Where the database insert is a three-step sequence of processors:

  1. UpdateAttributes - to format attributes that will be used in the database statement, both extracting from the current FlowFile content and calculated using NiFi's expression language. In this pattern, the FlowFile content is about to be replaced, so this may be the last chance to work with it.
  2. ReplaceText - to format the new FlowFile content as a SQL INSERT statement, using the attributes collected above to format the values in the statement using NiFi's expression language. In my simple sample flow, I use "Always Replace" as the Replacement Strategy, with text like this:
    INSERT INTO FlowFiles (uuid, filename, datetime, message)
    VALUES ('${uuid}', '${filename}', '${datetime}', '${message}')
  3. PutSQL - to finally execute the statement against the database and route based on the response. Routing the rety relationship back to PutSQL is standard, as these FlowFiles are assumed to be untried and good. However, routing the failed FlowFiles may be very dependent on your data and the types of errors you see. My template shows them routing back to the processor, which is probably not what you should do, we'll talk more about this below.
UpdateAttributes processor Extract Attributes

UpdateAttributes processor Extract Attributes

ReplaceText processor Format INSERT Statement

ReplaceText processor Format INSERT Statement

ReplaceText processor Format INSERT Statement (detail)

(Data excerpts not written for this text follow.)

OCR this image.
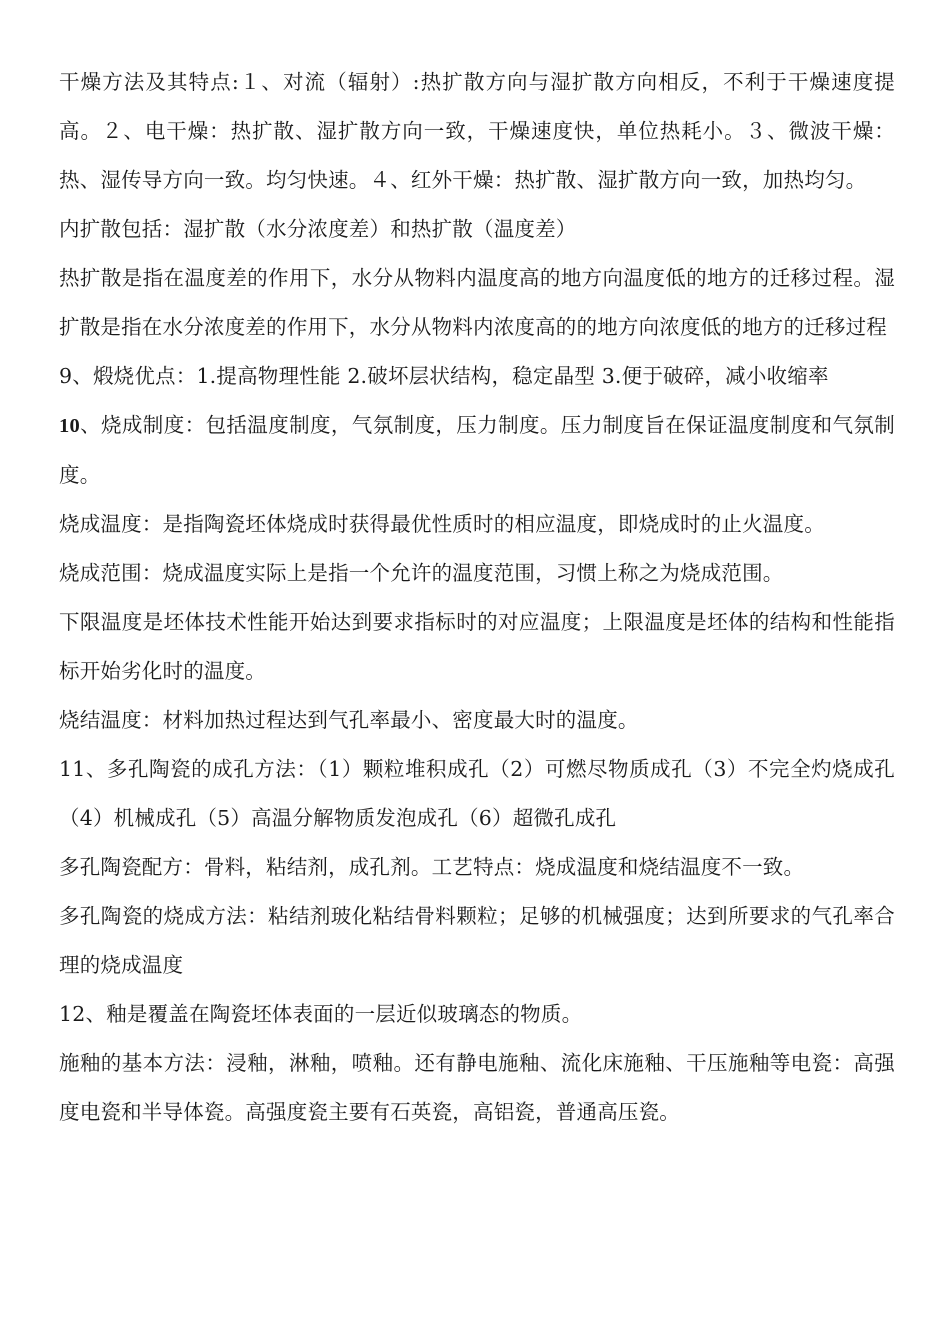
干燥方法及其特点:１、对流（辐射）:热扩散方向与湿扩散方向相反，不利于干燥速度提高。２、电干燥：热扩散、湿扩散方向一致，干燥速度快，单位热耗小。３、微波干燥：热、湿传导方向一致。均匀快速。４、红外干燥：热扩散、湿扩散方向一致，加热均匀。

内扩散包括：湿扩散（水分浓度差）和热扩散（温度差）

热扩散是指在温度差的作用下，水分从物料内温度高的地方向温度低的地方的迁移过程。湿扩散是指在水分浓度差的作用下，水分从物料内浓度高的的地方向浓度低的地方的迁移过程

9、煅烧优点：1.提高物理性能 2.破坏层状结构，稳定晶型 3.便于破碎，减小收缩率

10、烧成制度：包括温度制度，气氛制度，压力制度。压力制度旨在保证温度制度和气氛制度。

烧成温度：是指陶瓷坯体烧成时获得最优性质时的相应温度，即烧成时的止火温度。

烧成范围：烧成温度实际上是指一个允许的温度范围，习惯上称之为烧成范围。

下限温度是坯体技术性能开始达到要求指标时的对应温度；上限温度是坯体的结构和性能指标开始劣化时的温度。

烧结温度：材料加热过程达到气孔率最小、密度最大时的温度。

11、多孔陶瓷的成孔方法：（1）颗粒堆积成孔（2）可燃尽物质成孔（3）不完全灼烧成孔（4）机械成孔（5）高温分解物质发泡成孔（6）超微孔成孔

多孔陶瓷配方：骨料，粘结剂，成孔剂。工艺特点：烧成温度和烧结温度不一致。

多孔陶瓷的烧成方法：粘结剂玻化粘结骨料颗粒；足够的机械强度；达到所要求的气孔率合理的烧成温度

12、釉是覆盖在陶瓷坯体表面的一层近似玻璃态的物质。

施釉的基本方法：浸釉，淋釉，喷釉。还有静电施釉、流化床施釉、干压施釉等电瓷：高强度电瓷和半导体瓷。高强度瓷主要有石英瓷，高铝瓷，普通高压瓷。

ReplaceText processor Format INSERT Statement (detail)

PutSQL processor Insert SQL

PutSQL processor Insert SQL

DBCPConnectionPool service MySqlConnectionPool

DBCPConnectionPool service MySqlConnectionPool

Troubleshooting

Because the PutSQL processor attempts to batch statements together for optimal performance, the error messages returned from failed statements are not obvious or individualized to the failing FlowFile and its statement. Batch error messages look like this:

Failed to update database due to a failed batch update. There were a total of 1 FlowFiles that failed, 2 that succeeded, and 5 that were not execute and will be routed to retry

In the case above, 8 FlowFiles went in to the processor, only 1 failed, but only 2 succeeded. The 5 FlowFiles that were not executed may be retried as-is, as long as you make sure to route the retry relationship back to PutSQL.

But what should you do with these failures? If you are in a development environment, or troubleshooting connectivity with test data, routing FlowFiles back to PutSQL can make sense. But in production, routing back to the processor won't help if the FlowFiles are certain to fail again. At the very least, you should have somewhere for them to go that allows you to spot the failures, understand the causes, and debug your data and flow.

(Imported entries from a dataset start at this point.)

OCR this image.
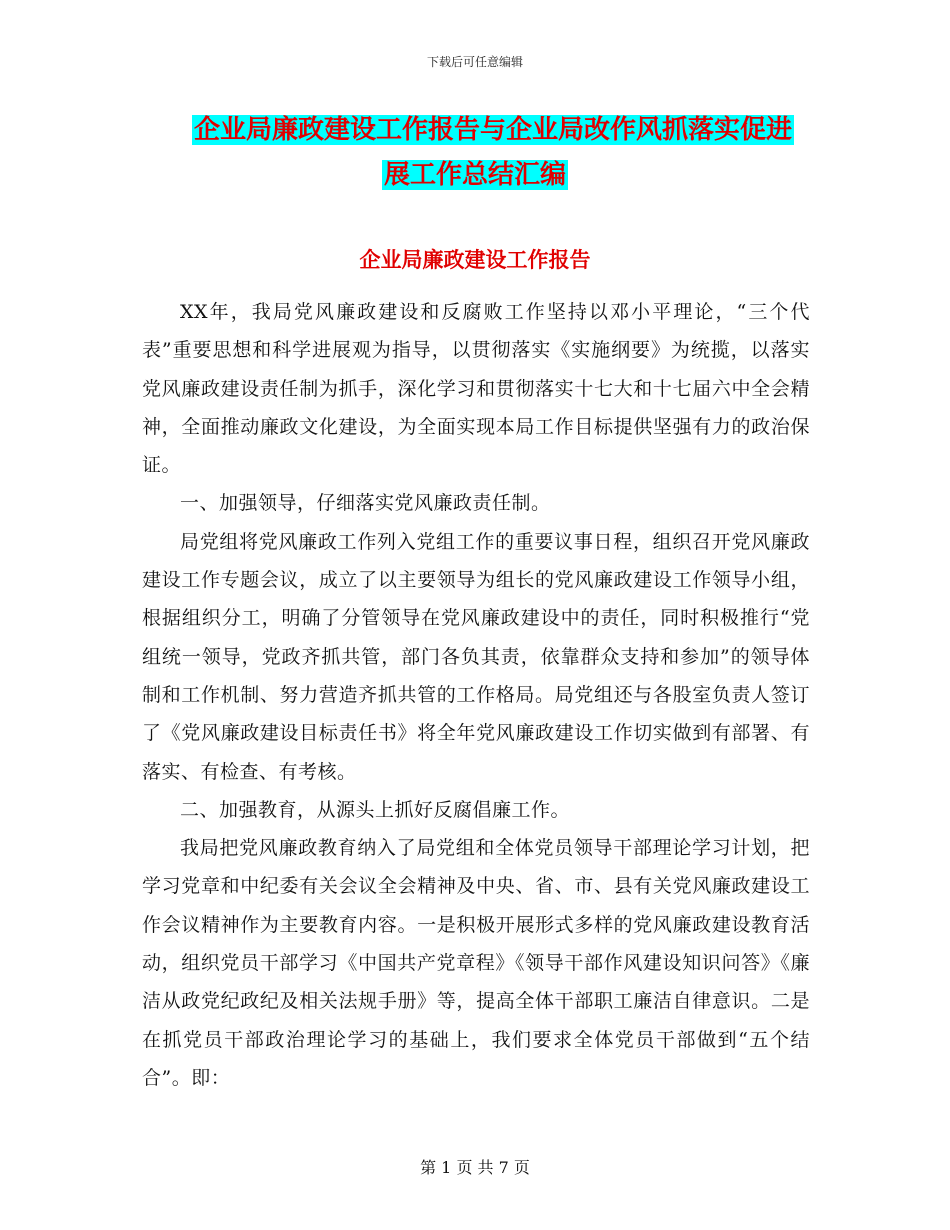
下载后可任意编辑
企业局廉政建设工作报告与企业局改作风抓落实促进
展工作总结汇编
企业局廉政建设工作报告

XX年，我局党风廉政建设和反腐败工作坚持以邓小平理论，“三个代表”重要思想和科学进展观为指导，以贯彻落实《实施纲要》为统揽，以落实党风廉政建设责任制为抓手，深化学习和贯彻落实十七大和十七届六中全会精神，全面推动廉政文化建设，为全面实现本局工作目标提供坚强有力的政治保证。

一、加强领导，仔细落实党风廉政责任制。

局党组将党风廉政工作列入党组工作的重要议事日程，组织召开党风廉政建设工作专题会议，成立了以主要领导为组长的党风廉政建设工作领导小组，根据组织分工，明确了分管领导在党风廉政建设中的责任，同时积极推行“党组统一领导，党政齐抓共管，部门各负其责，依靠群众支持和参加”的领导体制和工作机制、努力营造齐抓共管的工作格局。局党组还与各股室负责人签订了《党风廉政建设目标责任书》将全年党风廉政建设工作切实做到有部署、有落实、有检查、有考核。

二、加强教育，从源头上抓好反腐倡廉工作。

我局把党风廉政教育纳入了局党组和全体党员领导干部理论学习计划，把学习党章和中纪委有关会议全会精神及中央、省、市、县有关党风廉政建设工作会议精神作为主要教育内容。一是积极开展形式多样的党风廉政建设教育活动，组织党员干部学习《中国共产党章程》《领导干部作风建设知识问答》《廉洁从政党纪政纪及相关法规手册》等，提高全体干部职工廉洁自律意识。二是在抓党员干部政治理论学习的基础上，我们要求全体党员干部做到“五个结合”。即：

第 1 页 共 7 页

One possible solution would be to route the FlowFiles out to disk files to be edited and reloaded. For flow application errors, a more NiFi solution is to fix the upstream cause and use the provenance data to replay the FlowFile through the fixed flow. This works great, but can be difficult to do in bulk.

Other Strategies

I like the strategy above because it is fairly general-purpose. But there is always another way with NiFi, depending on what your data looks like. Some other good options include:

  • ConvertJSONToSQL - as the name suggests, formats SQL from JSON data. Has some good options specific to this use case, like generating new FlowFiles for the SQL statement and passing on the original.
  • TransformXml - this might be a great option if you have XML data
  • ExecuteScript - if all else fails, you can use custom scripting

Bulk Load Methods

Many databases support bulk load capabilities outside the SQL standard, typically a command to load records from a text or XML file. The flexibility of NiFi shines here, as it has many features for batching incoming data, form the necessary files, then triggering the load operation. I'll try this out in a future post.